What types of loans does ChoiceOne focus on?

According to the company’s product descriptions, ChoiceOne’s loan portfolio includes commercial and consumer loans, as well as commercial lending to business, industry, agricultural, construction, inventory, and real estate categories. The company also reports on core loans, which exclude held for sale loans and loans to other financial institutions, and has highlighted both organic core loan growth and growth from the Fentura merger.

Does ChoiceOne pay dividends on its common stock?

Yes. ChoiceOne has announced cash dividends on its common stock in several news releases, specifying per-share dividend amounts and record and payment dates. These dividends are paid on the corporation’s common stock quoted on the Nasdaq Capital Market under the symbol COFS.
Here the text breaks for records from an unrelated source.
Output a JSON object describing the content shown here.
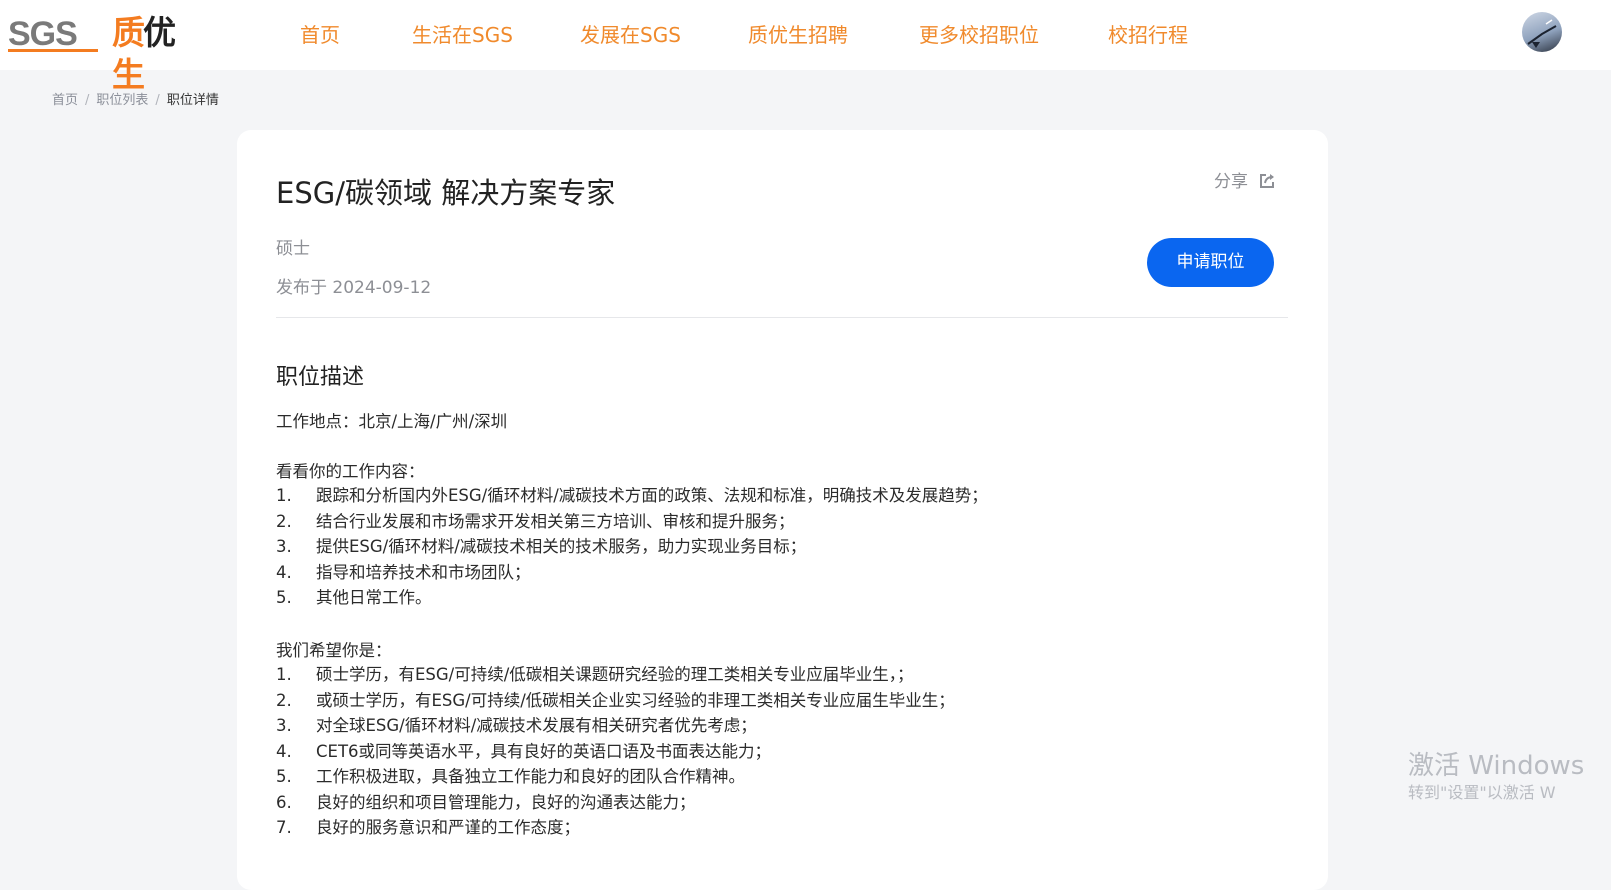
{
  "header": {
    "logo_sgs": "SGS",
    "logo_brand": [
      "质",
      "优",
      "生"
    ],
    "nav": [
      {
        "label": "首页"
      },
      {
        "label": "生活在SGS"
      },
      {
        "label": "发展在SGS"
      },
      {
        "label": "质优生招聘"
      },
      {
        "label": "更多校招职位"
      },
      {
        "label": "校招行程"
      }
    ],
    "nav_color": "#f08a2c"
  },
  "breadcrumb": {
    "items": [
      "首页",
      "职位列表"
    ],
    "current": "职位详情",
    "separator": "/"
  },
  "job": {
    "title": "ESG/碳领域 解决方案专家",
    "share_label": "分享",
    "degree": "硕士",
    "posted": "发布于 2024-09-12",
    "apply_label": "申请职位",
    "apply_color": "#0a66f0"
  },
  "description": {
    "section_title": "职位描述",
    "location": "工作地点：北京/上海/广州/深圳",
    "duties_heading": "看看你的工作内容：",
    "duties": [
      {
        "num": "1.",
        "text": "跟踪和分析国内外ESG/循环材料/减碳技术方面的政策、法规和标准，明确技术及发展趋势；"
      },
      {
        "num": "2.",
        "text": "结合行业发展和市场需求开发相关第三方培训、审核和提升服务；"
      },
      {
        "num": "3.",
        "text": "提供ESG/循环材料/减碳技术相关的技术服务，助力实现业务目标；"
      },
      {
        "num": "4.",
        "text": "指导和培养技术和市场团队；"
      },
      {
        "num": "5.",
        "text": "其他日常工作。"
      }
    ],
    "requirements_heading": "我们希望你是：",
    "requirements": [
      {
        "num": "1.",
        "text": "硕士学历，有ESG/可持续/低碳相关课题研究经验的理工类相关专业应届毕业生，；"
      },
      {
        "num": "2.",
        "text": "或硕士学历，有ESG/可持续/低碳相关企业实习经验的非理工类相关专业应届生毕业生；"
      },
      {
        "num": "3.",
        "text": "对全球ESG/循环材料/减碳技术发展有相关研究者优先考虑；"
      },
      {
        "num": "4.",
        "text": "CET6或同等英语水平，具有良好的英语口语及书面表达能力；"
      },
      {
        "num": "5.",
        "text": "工作积极进取，具备独立工作能力和良好的团队合作精神。"
      },
      {
        "num": "6.",
        "text": "良好的组织和项目管理能力，良好的沟通表达能力；"
      },
      {
        "num": "7.",
        "text": "良好的服务意识和严谨的工作态度；"
      }
    ]
  },
  "watermark": {
    "line1": "激活 Windows",
    "line2": "转到\"设置\"以激活 W"
  }
}
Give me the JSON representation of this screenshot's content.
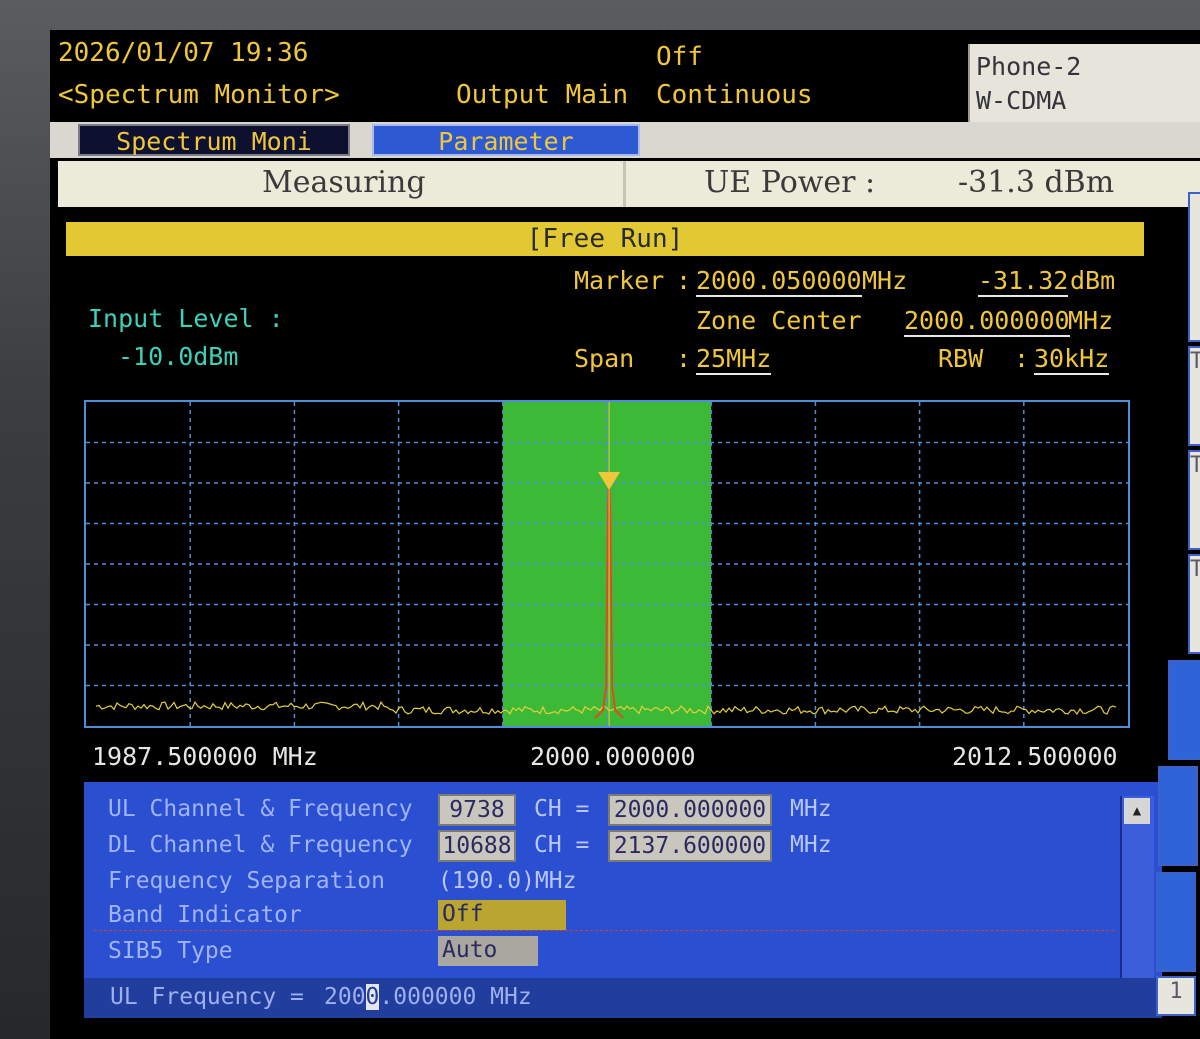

How does ChoiceOne manage interest rate and liquidity risk?

Company communications state that ChoiceOne manages liquidity by using brokered deposits and Federal Home Loan Bank advances and by maintaining borrowing capacity secured by pledged assets. The company also uses pay-fixed interest rate swaps to manage interest rate exposure to certain fixed rate assets and variable rate liabilities, and it employs back-to-back swaps on select commercial loans, with the impact reflected in interest income.

What recent governance changes has ChoiceOne reported?

ChoiceOne has disclosed the retirement of its Chairman of the Boards of Directors pursuant to a mandatory retirement policy and the appointment of a new Chairman and Vice Chairwoman of the Boards of Directors. In a separate Form 8-K, the company reported appointing a new independent director to fill the vacancy, with the director expected to serve on the Audit and Risk Committees and receive compensation consistent with other directors.